Comparons cette fois un fonds de grève et une police d’assurance dont les primes sont payées par l’assuré. Dans le cas de l’assurance, les prestations ne sont pas imposables, puisque l’assuré a payé les primes avec son revenu après impôt. Un fonds de grève peut s’apparenter à une forme d’assurance, car il limite les conséquences d’un conflit de travail sur le revenu du travailleur syndiqué. Selon cette logique, si l’indemnité n’est pas imposable, la cotisation au fond de grève ne devrait pas être déductible d’impôt.
Alors pourquoi l’État subventionne-t-il les conflits de travail?
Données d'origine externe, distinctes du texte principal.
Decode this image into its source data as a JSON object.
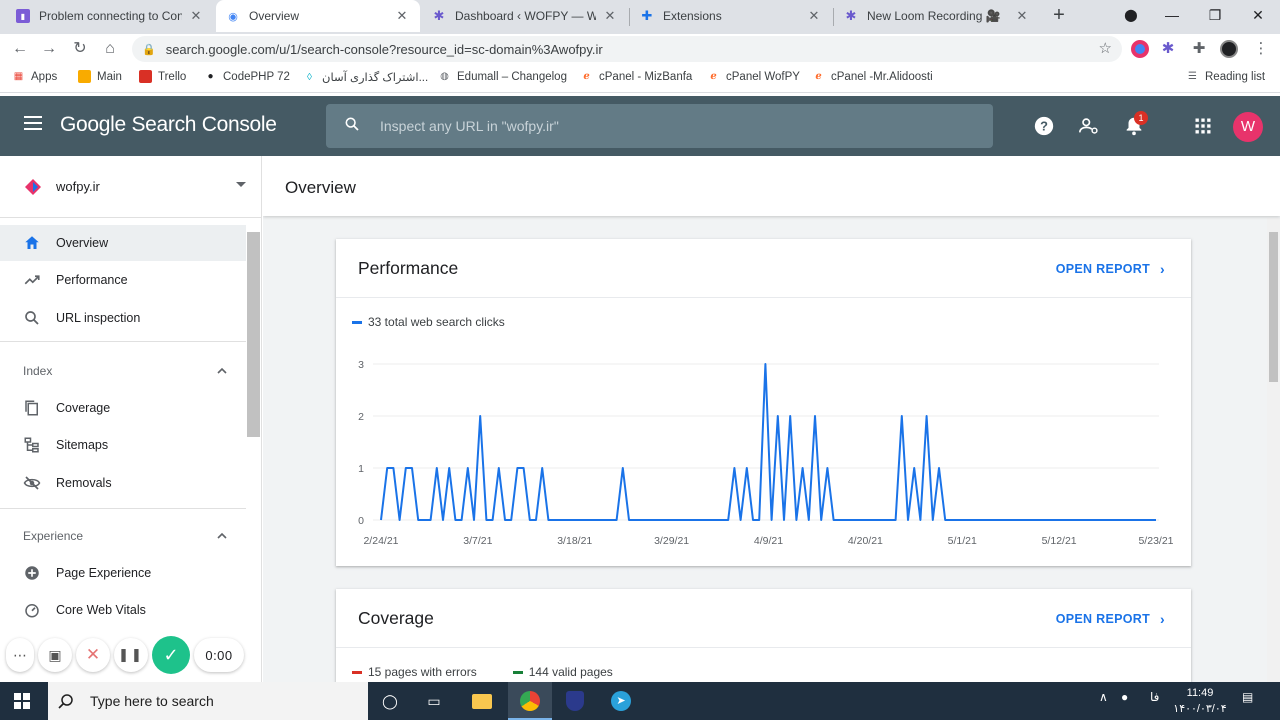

Un fonds de grève n’est pas un programme social géré par un syndicat. Et personne d’autre que les syndiqués concernés ne bénéficie des indemnités. En fait, bien souvent des tiers subissent les contrecoups d’un conflit de travail – surtout lorsque celui-ci survient dans le secteur public.
Ainsi, les gouvernements devraient soit supprimer les avantages fiscaux qui sont associés aux cotisations servant à alimenter les fonds de grève, soit rendre les indemnités imposables. La première solution serait la plus logique, en raison de la parenté entre la cotisation au fonds de grève et la prime d’assurance. Mais il faudrait alors départager la cotisation syndicale qui va au fonds de grève de celle qui finance les autres activités du syndicat. La seconde solution est sans doute la plus pratique: considérer les indemnités comme un revenu imposable.
Paul Daniel Muller est président de l’Institut économique de Montréal.